En el server verificar los permisos de la carpeta .ssh y en caso necesario modificarlos.

chown -R your_username:your_username .ssh
chmod 700 .ssh
chmod 600 .ssh/authorized_keys

Configuración del Firewall

Importante dejar cerrar las puertas que no sean necesarias. Me gusta dejar el archivo con las reglas en /etc/.

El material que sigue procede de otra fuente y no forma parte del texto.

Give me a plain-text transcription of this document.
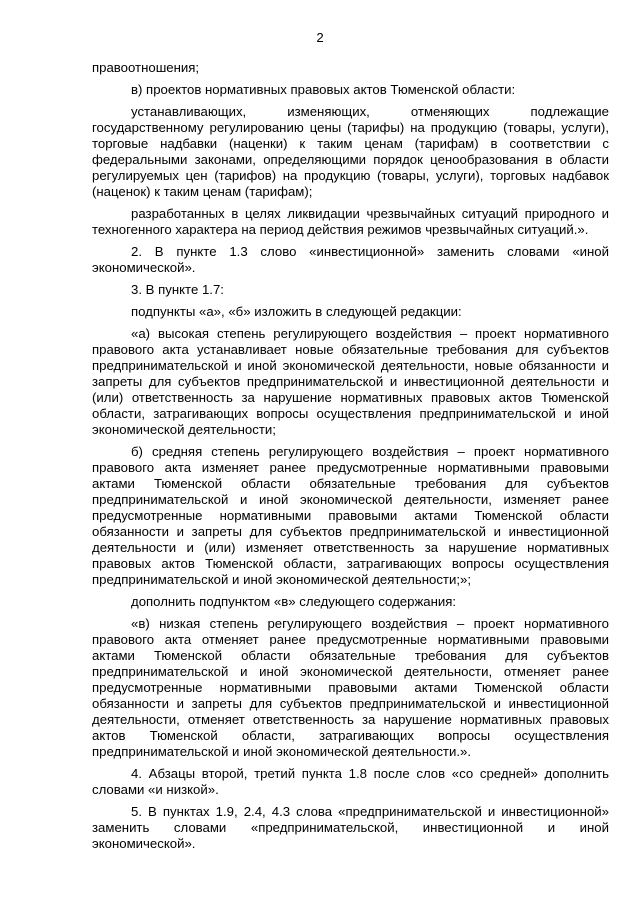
2

правоотношения;

в) проектов нормативных правовых актов Тюменской области:

устанавливающих, изменяющих, отменяющих подлежащие государственному регулированию цены (тарифы) на продукцию (товары, услуги), торговые надбавки (наценки) к таким ценам (тарифам) в соответствии с федеральными законами, определяющими порядок ценообразования в области регулируемых цен (тарифов) на продукцию (товары, услуги), торговых надбавок (наценок) к таким ценам (тарифам);

разработанных в целях ликвидации чрезвычайных ситуаций природного и техногенного характера на период действия режимов чрезвычайных ситуаций.».

2. В пункте 1.3 слово «инвестиционной» заменить словами «иной экономической».

3. В пункте 1.7:

подпункты «а», «б» изложить в следующей редакции:

«а) высокая степень регулирующего воздействия – проект нормативного правового акта устанавливает новые обязательные требования для субъектов предпринимательской и иной экономической деятельности, новые обязанности и запреты для субъектов предпринимательской и инвестиционной деятельности и (или) ответственность за нарушение нормативных правовых актов Тюменской области, затрагивающих вопросы осуществления предпринимательской и иной экономической деятельности;

б) средняя степень регулирующего воздействия – проект нормативного правового акта изменяет ранее предусмотренные нормативными правовыми актами Тюменской области обязательные требования для субъектов предпринимательской и иной экономической деятельности, изменяет ранее предусмотренные нормативными правовыми актами Тюменской области обязанности и запреты для субъектов предпринимательской и инвестиционной деятельности и (или) изменяет ответственность за нарушение нормативных правовых актов Тюменской области, затрагивающих вопросы осуществления предпринимательской и иной экономической деятельности;»;

дополнить подпунктом «в» следующего содержания:

«в) низкая степень регулирующего воздействия – проект нормативного правового акта отменяет ранее предусмотренные нормативными правовыми актами Тюменской области обязательные требования для субъектов предпринимательской и иной экономической деятельности, отменяет ранее предусмотренные нормативными правовыми актами Тюменской области обязанности и запреты для субъектов предпринимательской и инвестиционной деятельности, отменяет ответственность за нарушение нормативных правовых актов Тюменской области, затрагивающих вопросы осуществления предпринимательской и иной экономической деятельности.».

4. Абзацы второй, третий пункта 1.8 после слов «со средней» дополнить словами «и низкой».

5. В пунктах 1.9, 2.4, 4.3 слова «предпринимательской и инвестиционной» заменить словами «предпринимательской, инвестиционной и иной экономической».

sudo vi /etc/iptables.rules

Aquí os dejo un buen filtro de partida.

*filter

#  Allow all loopback (lo0) traffic and drop all traffic to 127/8 that doesn't use lo0
-A INPUT -i lo -j ACCEPT
-A INPUT -d 127.0.0.0/8 -j REJECT

#  Accept all established inbound connections
-A INPUT -m state --state ESTABLISHED,RELATED -j ACCEPT

#  Allow all outbound traffic - you can modify this to only allow certain traffic
-A OUTPUT -j ACCEPT

#  Allow HTTP and HTTPS connections from anywhere (the normal ports for websites and SSL).
-A INPUT -p tcp --dport 80 -j ACCEPT
-A INPUT -p tcp --dport 443 -j ACCEPT

#  Allow SSH connections
#
#  The -dport number should be the same port number you set in sshd_config
#
-A INPUT -p tcp -m state --state NEW --dport 22 -j ACCEPT

#  Allow ping
-A INPUT -p icmp -j ACCEPT

#  Log iptables denied calls
-A INPUT -m limit --limit 5/min -j LOG --log-prefix "iptables denied: " --log-level 7

#  Drop all other inbound - default deny unless explicitly allowed policy
-A INPUT -j DROP
-A FORWARD -j DROP

COMMIT

Terminada la edición es necesario restablecer iptables con las nuevas reglas.

sudo iptables-restore < /etc/iptables.rules
sudo iptables -L # para verificar que se han cargado las reglas

Visto que iptables no conserva las reglas tras un reboot del server, es necesario crear un script que se ejecute en el arranque. Se puede editar /etc/network/interfaces o crear un nuevo script en /etc/network/if-pre-up.d/.

sudo vi /etc/network/if-pre-up.d/iptables

#!/bin/sh
/sbin/iptables-restore < /etc/iptables.rules

Importante dar permisos de ejecución al script.

sudo chmod +x /etc/network/if-pre-up.d/iptables

Con estos pasos tenemos una buena base de seguridad en el servidor.